Big Data with Prefect¶
In this guide you'll learn tips for working with large amounts of data in Prefect.
Big data doesn't have a widely accepted, precise definition. In this guide, we'll discuss methods to reduce the processing time or memory utilization of Prefect workflows, without editing your Python code.
Optimizing your Python code with Prefect for big data¶
Depending upon your needs, you may want to optimize your Python code for speed, memory, compute, or disk space.
Prefect provides several options that we'll explore in this guide:
- Remove task introspection with
quote
to save time running your code. - Write task results to cloud storage such as S3 using a block to save memory.
- Save data to disk within a flow rather than using results.
- Cache task results to save time and compute.
- Compress results written to disk to save space.
- Use a task runner for parallelizable operations to save time.
Remove task introspection¶
When a task is called from a flow, each argument is introspected by Prefect, by default.
To speed up your flow runs, you can disable this behavior for a task by wrapping the argument using quote
.
To demonstrate, let's use a basic example that extracts and transforms some New York taxi data.
from prefect import task, flow
from prefect.utilities.annotations import quote
import pandas as pd
@task
def extract(url: str):
"""Extract data"""
df_raw = pd.read_parquet(url)
print(df_raw.info())
return df_raw
@task
def transform(df: pd.DataFrame):
"""Basic transformation"""
df["tip_fraction"] = df["tip_amount"] / df["total_amount"]
print(df.info())
return df
@flow(log_prints=True)
def et(url: str):
"""ET pipeline"""
df_raw = extract(url)
df = transform(quote(df_raw))
if __name__ == "__main__":
url = "https://d37ci6vzurychx.cloudfront.net/trip-data/yellow_tripdata_2023-09.parquet"
et(url)
Introspection can take significant time when the object being passed is a large collection, such as dictionary or DataFrame, where each element needs to be visited.
Note that using quote
reduces execution time at the expense of disabling task dependency tracking for the wrapped object.
Write task results to cloud storage¶
By default, the results of task runs are stored in memory in your execution environment.

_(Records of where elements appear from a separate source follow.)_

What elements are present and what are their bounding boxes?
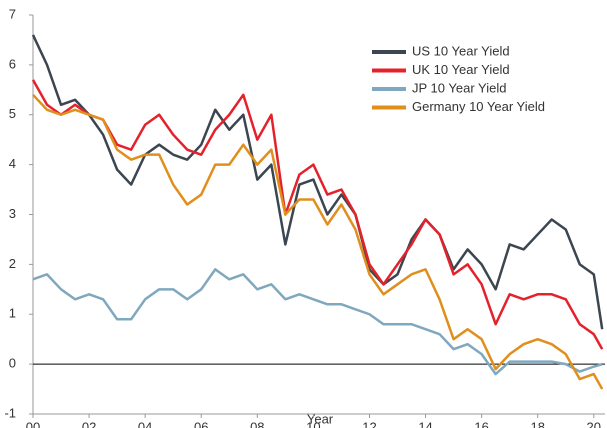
series-line: [31, 34, 604, 330]
x-tick-label: 06: [194, 419, 208, 428]
legend-label: UK 10 Year Yield: [412, 62, 510, 77]
x-tick-label: 18: [530, 419, 544, 428]
x-tick-label: 16: [474, 419, 488, 428]
y-tick-label: 2: [9, 256, 16, 271]
y-tick-label: 7: [9, 6, 16, 21]
legend-label: JP 10 Year Yield: [412, 80, 506, 95]
x-tick-label: 08: [250, 419, 264, 428]
x-tick-label: 10: [306, 419, 320, 428]
y-tick-label: 3: [9, 206, 16, 221]
y-tick-label: 6: [9, 56, 16, 71]
x-tick-label: 02: [82, 419, 96, 428]
x-tick-label: 04: [138, 419, 152, 428]
legend-label: Germany 10 Year Yield: [412, 99, 545, 114]
legend-label: US 10 Year Yield: [412, 43, 510, 58]
x-tick-label: 20: [587, 419, 601, 428]
x-tick-label: 14: [418, 419, 432, 428]
series-line: [32, 93, 604, 390]
y-tick-label: 1: [9, 306, 16, 321]
x-tick-label: 00: [26, 419, 40, 428]
y-tick-label: 0: [9, 356, 16, 371]
y-tick-label: 5: [9, 106, 16, 121]
y-tick-label: -1: [4, 405, 16, 420]
x-tick-label: 12: [362, 419, 376, 428]
series-line: [32, 268, 603, 376]
y-tick-label: 4: [9, 156, 16, 171]
series-line: [31, 79, 604, 350]
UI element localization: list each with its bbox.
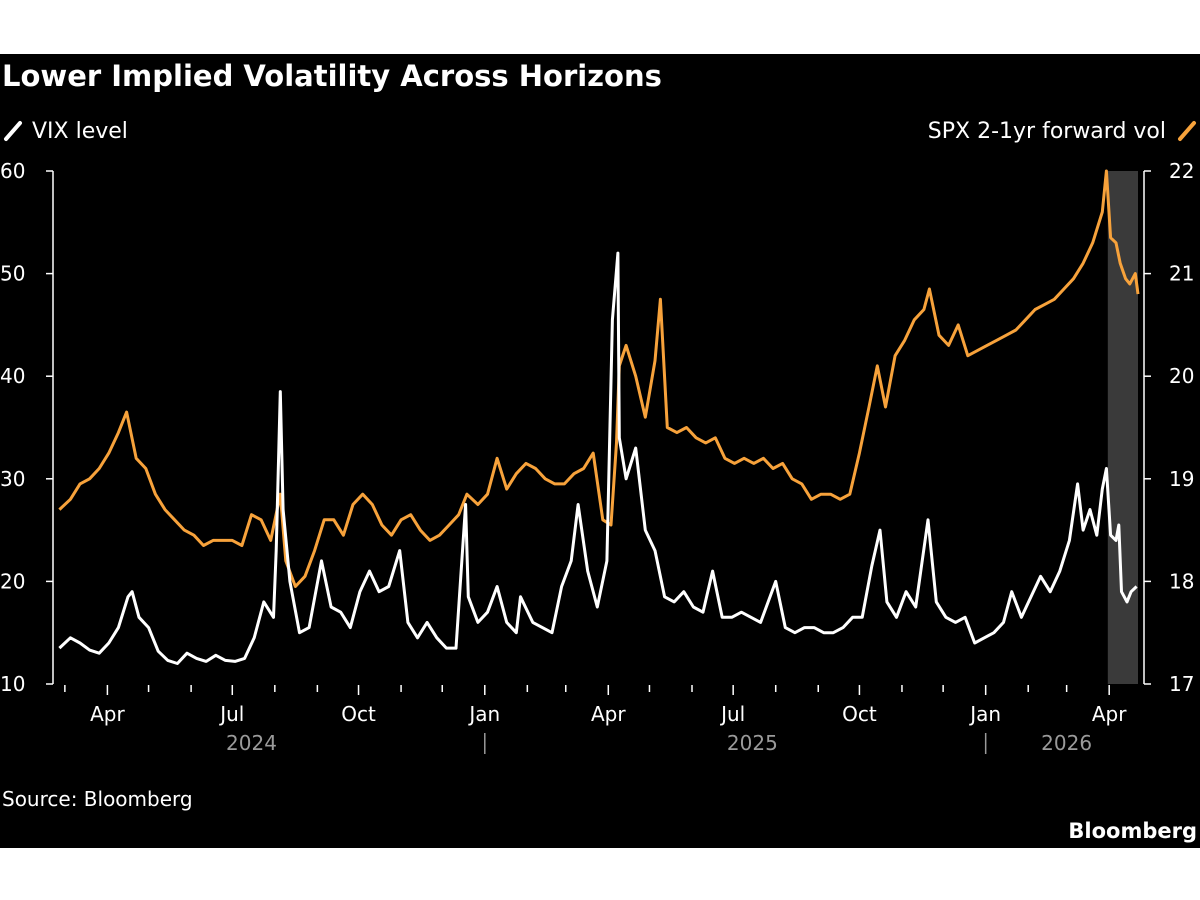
left-axis-tick-label: 10: [0, 672, 25, 696]
x-axis-tick-label: Jul: [218, 702, 244, 726]
x-axis-tick-label: Apr: [591, 702, 626, 726]
x-axis-year-label: 2026: [1041, 731, 1092, 755]
right-axis-tick-label: 21: [1169, 262, 1194, 286]
x-axis-tick-label: Jan: [467, 702, 500, 726]
right-axis-tick-label: 17: [1169, 672, 1194, 696]
legend-forward-vol-swatch: [1178, 121, 1196, 141]
x-axis-year-label: 2024: [226, 731, 277, 755]
x-axis-tick-label: Apr: [1092, 702, 1127, 726]
right-axis: 17 18 19 20 21 22: [1143, 159, 1194, 696]
x-axis-tick-label: Jan: [968, 702, 1001, 726]
left-axis: 10 20 30 40 50 60: [0, 159, 54, 696]
left-axis-tick-label: 60: [0, 159, 25, 183]
x-axis-year-label: 2025: [727, 731, 778, 755]
legend-forward-vol-label: SPX 2-1yr forward vol: [928, 119, 1166, 144]
chart-svg: Lower Implied Volatility Across Horizons…: [0, 59, 1197, 843]
left-axis-tick-label: 50: [0, 262, 25, 286]
right-axis-tick-label: 22: [1169, 159, 1194, 183]
legend-left: VIX level: [4, 119, 128, 144]
highlight-band: [1107, 171, 1138, 684]
chart-title: Lower Implied Volatility Across Horizons: [2, 59, 662, 93]
x-axis: Apr Jul Oct Jan Apr Jul Oct Jan Apr 2024 2025 2026: [64, 685, 1127, 755]
legend-vix-swatch: [4, 121, 22, 141]
x-axis-tick-label: Oct: [842, 702, 877, 726]
x-axis-tick-label: Jul: [719, 702, 745, 726]
bloomberg-logo: Bloomberg: [1068, 819, 1197, 843]
legend-vix-label: VIX level: [32, 119, 128, 144]
series-line-forward-vol: [58, 169, 1140, 588]
right-axis-tick-label: 18: [1169, 569, 1194, 593]
right-axis-tick-label: 20: [1169, 364, 1194, 388]
x-axis-tick-label: Oct: [341, 702, 376, 726]
left-axis-tick-label: 40: [0, 364, 25, 388]
left-axis-tick-label: 30: [0, 467, 25, 491]
left-axis-tick-label: 20: [0, 569, 25, 593]
series-line-vix: [58, 251, 1138, 665]
source-note: Source: Bloomberg: [2, 787, 193, 811]
right-axis-tick-label: 19: [1169, 467, 1194, 491]
chart-panel: Lower Implied Volatility Across Horizons…: [0, 54, 1200, 848]
legend-right: SPX 2-1yr forward vol: [928, 119, 1196, 144]
x-axis-tick-label: Apr: [90, 702, 125, 726]
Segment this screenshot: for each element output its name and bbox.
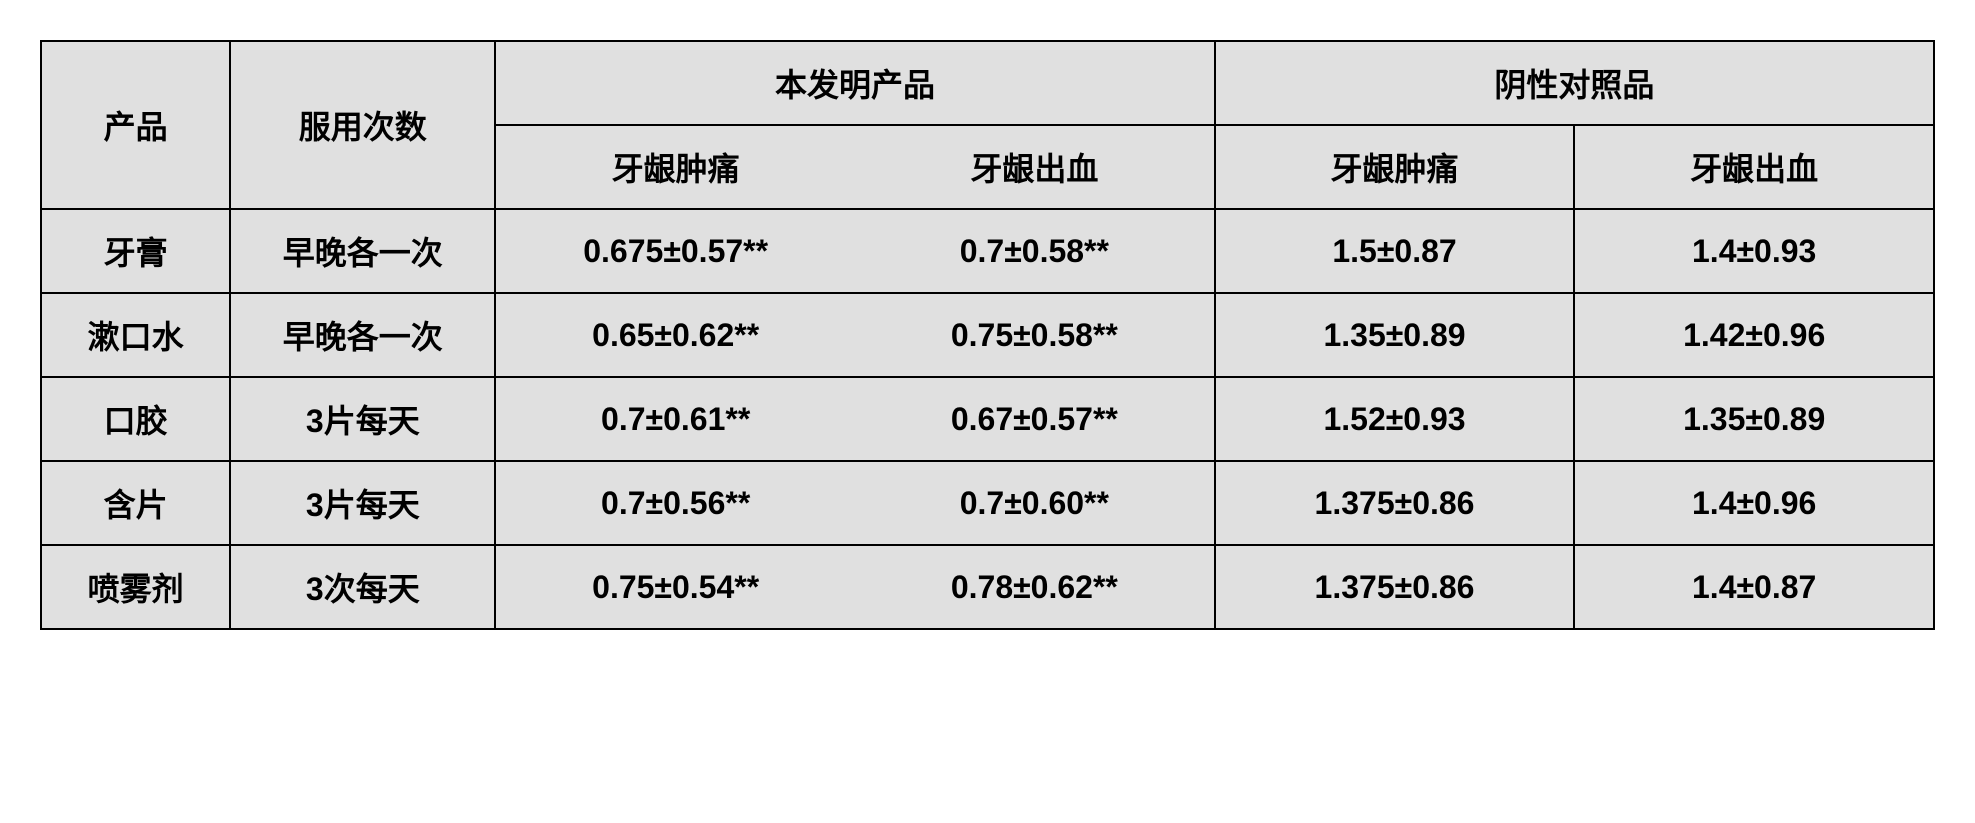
cell-ctrl-swelling: 1.52±0.93 (1215, 377, 1575, 461)
cell-ctrl-bleeding: 1.35±0.89 (1574, 377, 1934, 461)
header-dosage: 服用次数 (230, 41, 495, 209)
table-row: 漱口水 早晚各一次 0.65±0.62** 0.75±0.58** 1.35±0… (41, 293, 1934, 377)
cell-dosage: 早晚各一次 (230, 209, 495, 293)
header-inv-bleeding: 牙龈出血 (855, 126, 1214, 208)
header-product: 产品 (41, 41, 230, 209)
cell-inv-swelling: 0.75±0.54** (496, 551, 855, 624)
cell-ctrl-bleeding: 1.4±0.96 (1574, 461, 1934, 545)
header-inv-swelling: 牙龈肿痛 (496, 126, 855, 208)
cell-dosage: 3次每天 (230, 545, 495, 629)
cell-invention-pair: 0.675±0.57** 0.7±0.58** (495, 209, 1214, 293)
cell-dosage: 3片每天 (230, 461, 495, 545)
table-row: 喷雾剂 3次每天 0.75±0.54** 0.78±0.62** 1.375±0… (41, 545, 1934, 629)
header-group-invention: 本发明产品 (495, 41, 1214, 125)
cell-inv-bleeding: 0.75±0.58** (855, 299, 1214, 372)
cell-ctrl-swelling: 1.375±0.86 (1215, 545, 1575, 629)
cell-ctrl-swelling: 1.5±0.87 (1215, 209, 1575, 293)
header-invention-subcols: 牙龈肿痛 牙龈出血 (495, 125, 1214, 209)
cell-product: 喷雾剂 (41, 545, 230, 629)
cell-inv-swelling: 0.65±0.62** (496, 299, 855, 372)
cell-inv-bleeding: 0.67±0.57** (855, 383, 1214, 456)
cell-ctrl-bleeding: 1.4±0.87 (1574, 545, 1934, 629)
header-row-1: 产品 服用次数 本发明产品 阴性对照品 (41, 41, 1934, 125)
cell-ctrl-bleeding: 1.4±0.93 (1574, 209, 1934, 293)
cell-inv-swelling: 0.7±0.61** (496, 383, 855, 456)
table-row: 口胶 3片每天 0.7±0.61** 0.67±0.57** 1.52±0.93… (41, 377, 1934, 461)
cell-product: 含片 (41, 461, 230, 545)
cell-invention-pair: 0.7±0.56** 0.7±0.60** (495, 461, 1214, 545)
cell-inv-swelling: 0.675±0.57** (496, 215, 855, 288)
cell-ctrl-swelling: 1.375±0.86 (1215, 461, 1575, 545)
cell-product: 口胶 (41, 377, 230, 461)
cell-product: 漱口水 (41, 293, 230, 377)
data-table: 产品 服用次数 本发明产品 阴性对照品 牙龈肿痛 牙龈出血 牙龈肿痛 牙龈出血 … (40, 40, 1935, 630)
table-row: 含片 3片每天 0.7±0.56** 0.7±0.60** 1.375±0.86… (41, 461, 1934, 545)
table-header: 产品 服用次数 本发明产品 阴性对照品 牙龈肿痛 牙龈出血 牙龈肿痛 牙龈出血 (41, 41, 1934, 209)
cell-ctrl-swelling: 1.35±0.89 (1215, 293, 1575, 377)
table-body: 牙膏 早晚各一次 0.675±0.57** 0.7±0.58** 1.5±0.8… (41, 209, 1934, 629)
table-row: 牙膏 早晚各一次 0.675±0.57** 0.7±0.58** 1.5±0.8… (41, 209, 1934, 293)
cell-invention-pair: 0.7±0.61** 0.67±0.57** (495, 377, 1214, 461)
cell-product: 牙膏 (41, 209, 230, 293)
cell-inv-swelling: 0.7±0.56** (496, 467, 855, 540)
header-group-control: 阴性对照品 (1215, 41, 1934, 125)
cell-inv-bleeding: 0.7±0.60** (855, 467, 1214, 540)
header-ctrl-bleeding: 牙龈出血 (1574, 125, 1934, 209)
cell-invention-pair: 0.75±0.54** 0.78±0.62** (495, 545, 1214, 629)
cell-invention-pair: 0.65±0.62** 0.75±0.58** (495, 293, 1214, 377)
cell-inv-bleeding: 0.78±0.62** (855, 551, 1214, 624)
header-ctrl-swelling: 牙龈肿痛 (1215, 125, 1575, 209)
cell-ctrl-bleeding: 1.42±0.96 (1574, 293, 1934, 377)
cell-dosage: 早晚各一次 (230, 293, 495, 377)
cell-inv-bleeding: 0.7±0.58** (855, 215, 1214, 288)
cell-dosage: 3片每天 (230, 377, 495, 461)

This behavior makes flow runs fast for small data, but can be problematic for large data. You can save memory by writing results to disk. In production, you'll generally want to write results to a cloud provider storage such as AWS S3. Prefect lets you to use a storage block from a Prefect cloud integration library such as prefect-aws to save your configuration information. Learn more about blocks here.
Install the relevant library, register the block with the server, and create your storage block. Then you can reference the block in your flow like this:
...
from prefect_aws.s3 import S3Bucket
my_s3_block = S3Bucket.load("MY_BLOCK_NAME")
...
@task(result_storage=my_s3_block)
Now the result of the task will be written to S3, rather than stored in memory.
Save data to disk within a flow¶
To save memory and time with big data, you don't need to pass results between tasks at all. Instead, you can write and read data to disk directly in your flow code. Prefect has integration libraries for each of the major cloud providers. Each library contains blocks with methods that make it convenient to read and write data to and from cloud object storage. The moving data guide has step-by-step examples for each cloud provider.
Cache task results¶
Caching allows you to avoid re-running tasks when doing so is unnecessary. Caching can save you time and compute. Note that caching requires task result persistence. Caching is discussed in detail in the tasks concept page.
Compress results written to disk¶
If you're using Prefect's task result persistence, you can save disk space by compressing the results.
You just need to specify the result type with compressed/
prefixed like this:
@task(result_serializer="compressed/json")
Read about compressing results with Prefect for more details. The tradeoff of using compression is that it takes time to compress and decompress the data.
Use a task runner for parallelizable operations¶
Prefect's task runners allow you to use the Dask and Ray Python libraries to run tasks in parallel and distributed across multiple machines. This can save you time and compute when operating on large data structures. See the guide to working with Dask and Ray Task Runners for details.